Château (2)
NOTE
SUR LE CHÂTEAU
En
août 1306, le prévôt Jean de Neuchâtel affirma sous serment
que, dans une sentence rendue entre ses frères et sœurs, le
château (castrum de Boudri) avait servi de gages à Agnès et
Marguerite. On peut en déduire que l'édifice existait déjà en
août 1278. Plus tard, Rodolphe, comte et seigneur de Neuchâtel,
assigna ce château en dot à sa femme, puis le donna à sa fille
Marguerite avec tous les droits et rentes y afférentes pour
en jouir après son décès survenu en 1337. Le comte Louis de
Neuchâtel, après avoir perdu deux épouses et tous ses fils légitimes,
épousa en troisième noce Marguerite de Vuflens, veuve d'Aymon
de la Sarraz. Dès la mort du comte Louis, sa veuve prétendit
avoir droit à tout l'usufruit du comté. Des arbitres déclarèrent
ses prétentions infondées mais, en compensation, lui adjugèrent
la ville et le château de Boudry. Celle-ci s'engagea à respecter
les
franchises accordées aux Boudrysans par le comte
Louis. Au mépris de ses promesses, Marguerite commença malgré
tout à lever des impôts arbitraires et inconnus jusqu'alors.
Les bourgeois
osèrent se plaindre à leur chef, Nicolas Ceutechier, qui offrit
de justifier leurs plaintes devant les tribunaux.
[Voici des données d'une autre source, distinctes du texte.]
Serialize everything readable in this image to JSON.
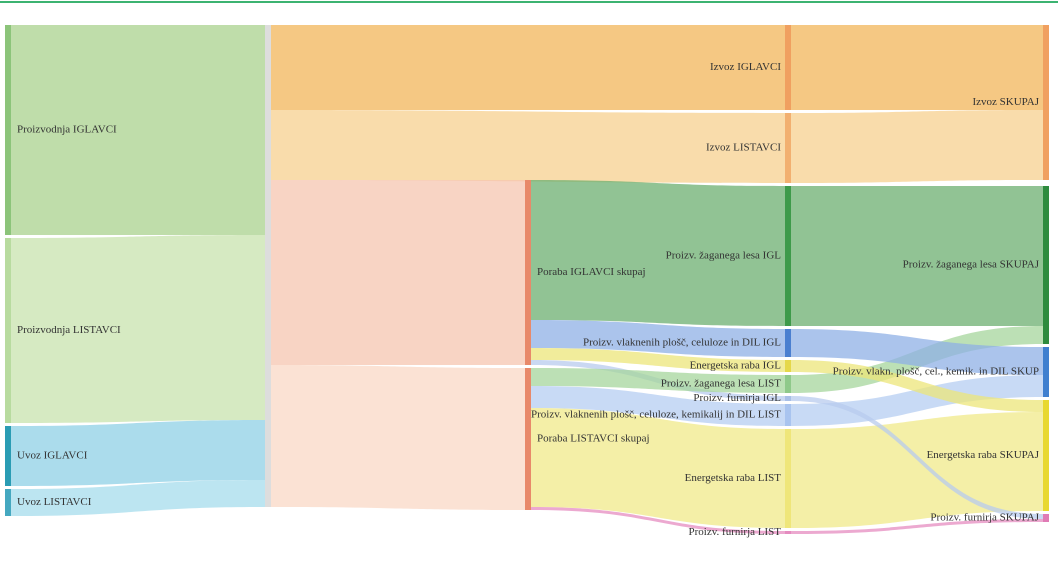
{
  "chart_data": {
    "type": "sankey",
    "nodes": [
      {
        "label": "Proizvodnja IGLAVCI",
        "column": 0,
        "color": "#8cc47a"
      },
      {
        "label": "Proizvodnja LISTAVCI",
        "column": 0,
        "color": "#b8db9f"
      },
      {
        "label": "Uvoz IGLAVCI",
        "column": 0,
        "color": "#2a9cb4"
      },
      {
        "label": "Uvoz LISTAVCI",
        "column": 0,
        "color": "#45a8c0"
      },
      {
        "column": 1,
        "color": "#dddddd"
      },
      {
        "label": "Izvoz IGLAVCI",
        "column": 3,
        "color": "#f0a060"
      },
      {
        "label": "Izvoz LISTAVCI",
        "column": 3,
        "color": "#f2b070"
      },
      {
        "label": "Poraba IGLAVCI skupaj",
        "column": 2,
        "color": "#e8896a"
      },
      {
        "label": "Poraba LISTAVCI skupaj",
        "column": 2,
        "color": "#e8896a"
      },
      {
        "label": "Proizv. žaganega lesa IGL",
        "column": 3,
        "color": "#3e9a4a"
      },
      {
        "label": "Proizv. vlaknenih plošč, celuloze in DIL IGL",
        "column": 3,
        "color": "#4a7fd0"
      },
      {
        "label": "Energetska raba IGL",
        "column": 3,
        "color": "#e5d84a"
      },
      {
        "label": "Proizv. žaganega lesa LIST",
        "column": 3,
        "color": "#8fc98a"
      },
      {
        "label": "Proizv. furnirja IGL",
        "column": 3,
        "color": "#a8bfe6"
      },
      {
        "label": "Proizv. vlaknenih plošč, celuloze, kemikalij in DIL LIST",
        "column": 3,
        "color": "#a9c4ef"
      },
      {
        "label": "Energetska raba LIST",
        "column": 3,
        "color": "#efe67a"
      },
      {
        "label": "Proizv. furnirja LIST",
        "column": 3,
        "color": "#e58cc0"
      },
      {
        "label": "Izvoz SKUPAJ",
        "column": 4,
        "color": "#f0a060"
      },
      {
        "label": "Proizv. žaganega lesa SKUPAJ",
        "column": 4,
        "color": "#2e8b3e"
      },
      {
        "label": "Proizv. vlakn. plošč, cel., kemik. in DIL SKUP",
        "column": 4,
        "color": "#3f7fcf"
      },
      {
        "label": "Energetska raba SKUPAJ",
        "column": 4,
        "color": "#e8d830"
      },
      {
        "label": "Proizv. furnirja SKUPAJ",
        "column": 4,
        "color": "#e07bb5"
      }
    ],
    "links": [
      {
        "source": 0,
        "target": 4,
        "value": 210,
        "color": "#a9d18e"
      },
      {
        "source": 1,
        "target": 4,
        "value": 185,
        "color": "#c8e3ae"
      },
      {
        "source": 2,
        "target": 4,
        "value": 60,
        "color": "#8fd0e6"
      },
      {
        "source": 3,
        "target": 4,
        "value": 27,
        "color": "#a6dcec"
      },
      {
        "source": 4,
        "target": 5,
        "value": 85,
        "color": "#f2b65a"
      },
      {
        "source": 4,
        "target": 6,
        "value": 70,
        "color": "#f7d08f"
      },
      {
        "source": 4,
        "target": 7,
        "value": 185,
        "color": "#f5c6b0"
      },
      {
        "source": 4,
        "target": 8,
        "value": 142,
        "color": "#f9d8c6"
      },
      {
        "source": 7,
        "target": 9,
        "value": 140,
        "color": "#6caf70"
      },
      {
        "source": 7,
        "target": 10,
        "value": 28,
        "color": "#8fb0e6"
      },
      {
        "source": 7,
        "target": 11,
        "value": 12,
        "color": "#ece67a"
      },
      {
        "source": 7,
        "target": 13,
        "value": 5,
        "color": "#b8cbee"
      },
      {
        "source": 8,
        "target": 12,
        "value": 18,
        "color": "#a5d69c"
      },
      {
        "source": 8,
        "target": 14,
        "value": 22,
        "color": "#b5cdf2"
      },
      {
        "source": 8,
        "target": 15,
        "value": 99,
        "color": "#f0ea8a"
      },
      {
        "source": 8,
        "target": 16,
        "value": 3,
        "color": "#e58cc0"
      },
      {
        "source": 5,
        "target": 17,
        "value": 85,
        "color": "#f2b65a"
      },
      {
        "source": 6,
        "target": 17,
        "value": 70,
        "color": "#f7d08f"
      },
      {
        "source": 9,
        "target": 18,
        "value": 140,
        "color": "#6caf70"
      },
      {
        "source": 12,
        "target": 18,
        "value": 18,
        "color": "#a5d69c"
      },
      {
        "source": 10,
        "target": 19,
        "value": 28,
        "color": "#8fb0e6"
      },
      {
        "source": 14,
        "target": 19,
        "value": 22,
        "color": "#b5cdf2"
      },
      {
        "source": 11,
        "target": 20,
        "value": 12,
        "color": "#ece67a"
      },
      {
        "source": 15,
        "target": 20,
        "value": 99,
        "color": "#f0ea8a"
      },
      {
        "source": 13,
        "target": 21,
        "value": 5,
        "color": "#b8cbee"
      },
      {
        "source": 16,
        "target": 21,
        "value": 3,
        "color": "#e58cc0"
      }
    ]
  }
}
Marguerite
de Vuflens qui, entre-temps, s'était mariée avec un seigneur
bourguignon, Jacques de Vergy en fit saisir huit d'entre eux
et jeter dans les cachots. Ces faits ayant provoqué un grand
mécontentement, elle fit venir une garnison de soldats bourguignons
qui pillèrent la ville et rançonnèrent les habitants. Ensuite,
le feu fut bouté à la ville: 43 maisons brûlèrent sans qu'on
pût les éteindre, car du château on tirait sur ceux qui essayaient
d'intervenir. Il y eut pour 20.000 florins de dommages ! La
belle-fille de Marguerite, Isabelle de Neuchâtel, perdit patience
et envoya ses troupes pour s'emparer de la ville de Boudry.